Не знаю, как мне относиться к поступку моего однокашника и друга Бориса Кона, из-за которого я всё-таки дожил до этого времени, и черви, о которых я тогда равнодушно, но неотступно размышлял, остались голодными.

Кстати, когда Кон однажды приехал на целых два месяца (видно, хорошо заработал), мы с ним вспомнили тот случай. Мне было стыдно, и именно по этой причине я невозможно затягивал разговор. «Да отставьте Вы, милейший Веньяминов! Опять Вы про эту, бля, крышу!..» Борис никак не мог понять, зачем я говорю о том, что мне явно неприятно. К тому же, он всё порывался рассказать о том, как они с каким-то молодым бюргером летом ездили на велосипедах в Италию. («Ковырялки там, уважаемейший, некрасивые, окэй? Но встречаются такие, глянешь – обкончаешься, да будет Вам известно!»)

Я решил его как-то разыграть и сказал, что женюсь. Кон взвился из-за стола во весь свой огромный рост и даже расправил вечно сутулые плечи. «Данец, ты что, ёбнулся, друг, товарищ и брат, на ***? Это же, - прошу меня простить великодушно на грубом слове, - глупо! По-маразматическому глупо!»

Даже когда я признался, что пошутил, и сказал, - вот, мол, все коллеги заладили «жениться тебе надо», - Борис продолжал бушевать. Изрыгая умопомрачительный мат, он тут же потащил меня на Набережную. Мы стояли над Днепром, созерцая гуляющих внизу людей, пустынные холодные пляжи и какой-то сиротливый параходец вдали…

«Прошу Вас взглянуть, сударь, если Вы будете, ****ь, так любезны! – проорал Кон и сделал кинематографический жест в сторону этого довольно безынтересного ландшафта. – Мир перед Вами, дражайший Даниил!!! Хочу Вам отметить – ВЕСЬ мир, окэй? Вы когда-нибудь задумывались о том, что такое домашняя еда? – Боря вдруг спохватился. – Бывает, это да!.. моя бабка, пух ей небесный, здорово готовила супчики. Эт-те не ресторация! Но в такой еде – яд! Яд, который медленно, но уверенно разгрызает вашу задроченную душу… А бабы?! Понимаете, светлая Вы голова моя, лысеющая, Веньяминов, - есть жена, а есть женщины. Сладкие, горькие, пышные, хрупкие, томные, прыгливые, вашу мать!..»

Я почему-то развеселился и стал шутливо тузить его в бок. Кон, не прекращая «античных возопиений», к которым, по его словам, я его вынудил, сгрёб меня в охапку и помчался по крутому косогору вниз, к пляжу.
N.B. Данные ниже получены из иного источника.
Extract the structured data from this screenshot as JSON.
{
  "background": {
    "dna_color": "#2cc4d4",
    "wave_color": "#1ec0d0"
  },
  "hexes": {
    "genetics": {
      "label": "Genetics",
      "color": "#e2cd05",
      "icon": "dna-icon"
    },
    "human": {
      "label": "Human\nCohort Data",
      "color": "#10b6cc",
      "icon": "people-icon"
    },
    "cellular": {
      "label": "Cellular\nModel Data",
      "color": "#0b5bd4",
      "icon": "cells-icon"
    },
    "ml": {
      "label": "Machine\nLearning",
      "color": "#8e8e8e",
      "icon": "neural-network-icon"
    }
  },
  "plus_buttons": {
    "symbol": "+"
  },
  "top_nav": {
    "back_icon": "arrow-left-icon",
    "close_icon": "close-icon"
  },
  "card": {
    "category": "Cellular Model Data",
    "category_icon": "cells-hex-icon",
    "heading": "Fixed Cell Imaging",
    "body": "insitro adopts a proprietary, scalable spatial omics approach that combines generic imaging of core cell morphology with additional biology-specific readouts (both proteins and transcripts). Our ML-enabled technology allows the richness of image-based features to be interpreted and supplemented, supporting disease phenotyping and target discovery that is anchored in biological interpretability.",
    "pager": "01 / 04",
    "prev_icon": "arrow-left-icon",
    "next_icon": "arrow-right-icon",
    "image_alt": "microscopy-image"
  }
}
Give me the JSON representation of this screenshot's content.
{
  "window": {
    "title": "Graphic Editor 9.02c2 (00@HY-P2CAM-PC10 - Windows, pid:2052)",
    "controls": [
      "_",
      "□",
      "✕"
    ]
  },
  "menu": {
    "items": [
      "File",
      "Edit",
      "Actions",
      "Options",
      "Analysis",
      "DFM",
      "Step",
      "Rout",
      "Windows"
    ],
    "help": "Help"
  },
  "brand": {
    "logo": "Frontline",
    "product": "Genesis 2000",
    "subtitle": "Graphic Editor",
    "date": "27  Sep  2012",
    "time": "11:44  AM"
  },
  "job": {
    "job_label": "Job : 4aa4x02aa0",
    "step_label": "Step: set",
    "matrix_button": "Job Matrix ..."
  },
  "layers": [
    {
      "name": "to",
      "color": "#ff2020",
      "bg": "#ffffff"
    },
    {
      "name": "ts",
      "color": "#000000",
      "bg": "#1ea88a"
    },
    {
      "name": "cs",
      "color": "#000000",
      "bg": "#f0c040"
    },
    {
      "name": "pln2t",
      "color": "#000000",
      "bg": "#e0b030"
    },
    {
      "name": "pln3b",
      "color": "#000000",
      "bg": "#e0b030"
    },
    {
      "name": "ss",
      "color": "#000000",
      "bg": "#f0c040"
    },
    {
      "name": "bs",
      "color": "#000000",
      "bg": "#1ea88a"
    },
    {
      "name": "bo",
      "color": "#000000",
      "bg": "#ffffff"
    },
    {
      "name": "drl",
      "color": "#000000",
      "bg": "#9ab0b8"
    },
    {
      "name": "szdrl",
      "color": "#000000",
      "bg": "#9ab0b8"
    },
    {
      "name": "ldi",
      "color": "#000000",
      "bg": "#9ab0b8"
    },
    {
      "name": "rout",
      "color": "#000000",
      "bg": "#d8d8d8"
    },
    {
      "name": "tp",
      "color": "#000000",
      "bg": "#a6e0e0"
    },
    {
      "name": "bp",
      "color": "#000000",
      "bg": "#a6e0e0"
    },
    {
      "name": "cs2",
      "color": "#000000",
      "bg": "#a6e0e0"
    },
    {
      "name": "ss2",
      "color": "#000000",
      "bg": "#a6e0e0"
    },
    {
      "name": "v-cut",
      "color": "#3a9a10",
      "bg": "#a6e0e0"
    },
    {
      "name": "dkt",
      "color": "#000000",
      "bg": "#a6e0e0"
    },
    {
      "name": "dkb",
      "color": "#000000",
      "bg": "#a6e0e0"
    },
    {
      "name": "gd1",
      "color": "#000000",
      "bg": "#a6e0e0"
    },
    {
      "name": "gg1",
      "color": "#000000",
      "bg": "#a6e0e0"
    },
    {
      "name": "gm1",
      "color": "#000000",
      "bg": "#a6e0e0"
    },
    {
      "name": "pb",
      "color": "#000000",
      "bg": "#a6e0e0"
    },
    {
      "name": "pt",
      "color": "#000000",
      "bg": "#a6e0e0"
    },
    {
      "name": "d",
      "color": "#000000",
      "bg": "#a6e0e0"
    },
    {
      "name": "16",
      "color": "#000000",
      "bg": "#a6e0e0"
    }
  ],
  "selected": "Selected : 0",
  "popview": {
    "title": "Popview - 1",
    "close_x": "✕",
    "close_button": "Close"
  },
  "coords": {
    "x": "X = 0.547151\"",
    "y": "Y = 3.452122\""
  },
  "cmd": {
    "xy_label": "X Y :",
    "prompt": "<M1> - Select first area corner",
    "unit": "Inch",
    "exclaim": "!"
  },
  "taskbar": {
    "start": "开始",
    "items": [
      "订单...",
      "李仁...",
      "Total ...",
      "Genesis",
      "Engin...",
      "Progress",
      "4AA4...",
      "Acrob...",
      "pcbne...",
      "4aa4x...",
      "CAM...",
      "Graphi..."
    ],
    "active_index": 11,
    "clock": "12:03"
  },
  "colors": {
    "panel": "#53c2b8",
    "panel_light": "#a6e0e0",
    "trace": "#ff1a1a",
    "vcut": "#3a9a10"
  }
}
Я понял - мы себе все кости переломаем, это точно…

Не секрет, что люди дружат не просто так, что-то должно их связывать. И чем более они разные, тем экзотичнее эта связь, этот общий знаменатель отношений. Почему Боря охотно встречается со мной почти (а-а!.. вишь, - ПОЧТИ) в каждый свой приезд? Ведь когда-то он любил кривляться: «какой же ты унылый, Венечка Даньяилов!»

Да, когда мы только поступили в универ, Кон обращался ко мне со снисходительной иронией. Потом мы как-то незаметно подружились. Как это могло произойти? Что такое он увидел во мне, чего не видел раньше? Мою коровью задумчивость?.. «Да о чём же Вы мыслите, вельмиуважаемый Родэна?!» - с искренним изумлением восклицал он, когда мы ехали, например, в троллейбусе (о троллейбус! я тогда ещё не знал, что троллейбус – это целый мир, паскудный мир!), - впрочем, думаю, даже удивляясь в этих случаях, он всё равно насмехался.

Борис, - кажется, уже на третьем курсе, - стал уважать меня, не понятно за что, хотя и относился ко мне покровительственно. Будто взял шефство надо мной. Да-да-да-да! Он всё меня жизни учил. А поскольку Кон феноменально глуп, не смотря на хорошие оценки (образование это, всё-таки, образное понятие), то он даже не замечал, что толку от его патроната нет никакого, вред один. То бишь, ему просто нравилось нянчится с угрюмым, вспыльчивым и молчаливым Даниилом, худеньким и загадочным в какой-то мере мечтателем.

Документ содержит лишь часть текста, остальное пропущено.